The B.C. Longshoremen's union has demonstrated the folly of ignoring such values in favour of "job creation." According to a January 6, 1984 news release from the B.C. Ministry of Industry and Small Business Development, the Longshoremen had voted to keep the controversial "destuffing" clause—which reguires that all goods moving through the Port of Vancouver, and to be delivered within eighty kilometers of the city, be unpacked and repacked into the same containers—in their contract.
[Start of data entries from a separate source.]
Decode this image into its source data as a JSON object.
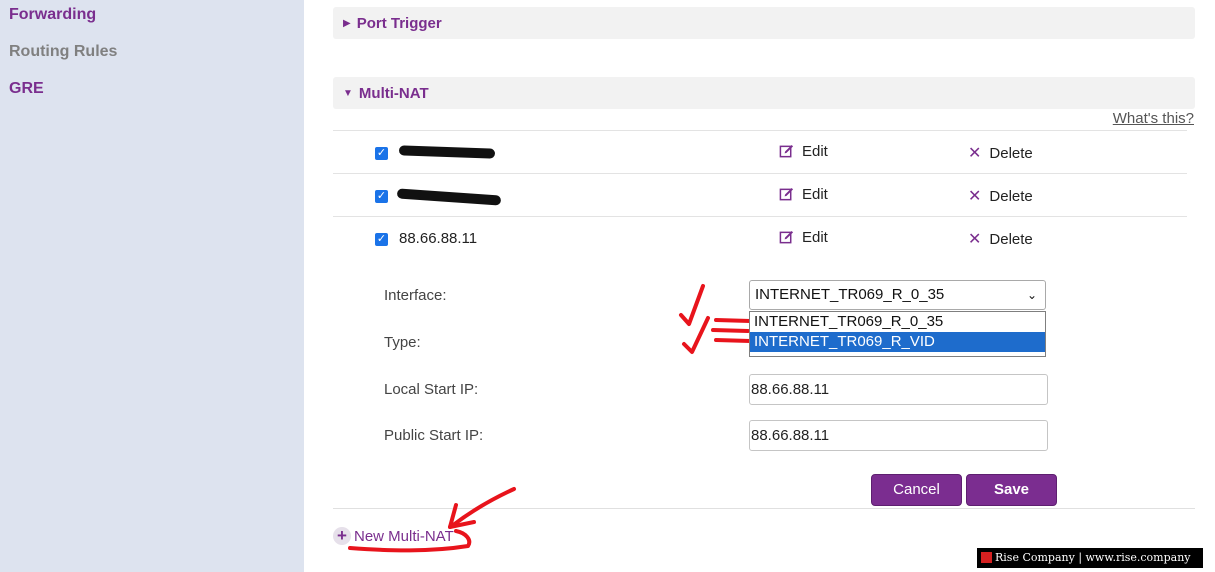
{
  "sidebar": {
    "items": [
      {
        "label": "Forwarding"
      },
      {
        "label": "Routing Rules"
      },
      {
        "label": "GRE"
      }
    ]
  },
  "sections": {
    "port_trigger": {
      "title": "Port Trigger",
      "state": "collapsed"
    },
    "multi_nat": {
      "title": "Multi-NAT",
      "state": "expanded"
    }
  },
  "help_link": "What's this?",
  "rows": [
    {
      "ip": "",
      "checked": true,
      "edit": "Edit",
      "delete": "Delete"
    },
    {
      "ip": "",
      "checked": true,
      "edit": "Edit",
      "delete": "Delete"
    },
    {
      "ip": "88.66.88.11",
      "checked": true,
      "edit": "Edit",
      "delete": "Delete"
    }
  ],
  "form": {
    "interface_label": "Interface:",
    "interface_value": "INTERNET_TR069_R_0_35",
    "interface_options": [
      "INTERNET_TR069_R_0_35",
      "INTERNET_TR069_R_VID"
    ],
    "highlighted_option": "INTERNET_TR069_R_VID",
    "type_label": "Type:",
    "local_start_ip_label": "Local Start IP:",
    "local_start_ip_value": "88.66.88.11",
    "public_start_ip_label": "Public Start IP:",
    "public_start_ip_value": "88.66.88.11",
    "cancel_label": "Cancel",
    "save_label": "Save"
  },
  "new_multi_nat_label": "New Multi-NAT",
  "watermark": "Rise Company | www.rise.company",
  "colors": {
    "brand_purple": "#7a2e8e",
    "button_purple": "#7b2d90",
    "sidebar_bg": "#dde3ef",
    "highlight_blue": "#1e6ccc",
    "annotation_red": "#e8141c"
  },
  "icons": {
    "edit": "pencil-square-icon",
    "delete": "x-icon",
    "add": "plus-circle-icon"
  }
}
This, despite a joint report prepared by management and union executive recommending its elimination and noting that any decrease in employment would be more than offset by traffic captured from Seattle, Washington. (Vancouver container traffic has already suffered from shippers diverting their traffic to U.S. ports to avoid the restrictive and costly "make work" rules of Vancouver longshoremen.)

Industry Minister Don Phillips pointed out that Seattle already handles eight times as many containers per year as Vancouver, and that retention of the de-stuffing rule "virtually guarantees that Seattle's container traffic will see further increases because shippers refuse to incur unwarranted costs caused by the union's dinosaur mentality." Warned Phillips: "This clause has already cost the union more jobs than it has saved and with the possibility of the construction of a container superport in California, Vancouver may well cease to exist as a significant west coast container facility. The loss will affect not only union members but all British Columbians."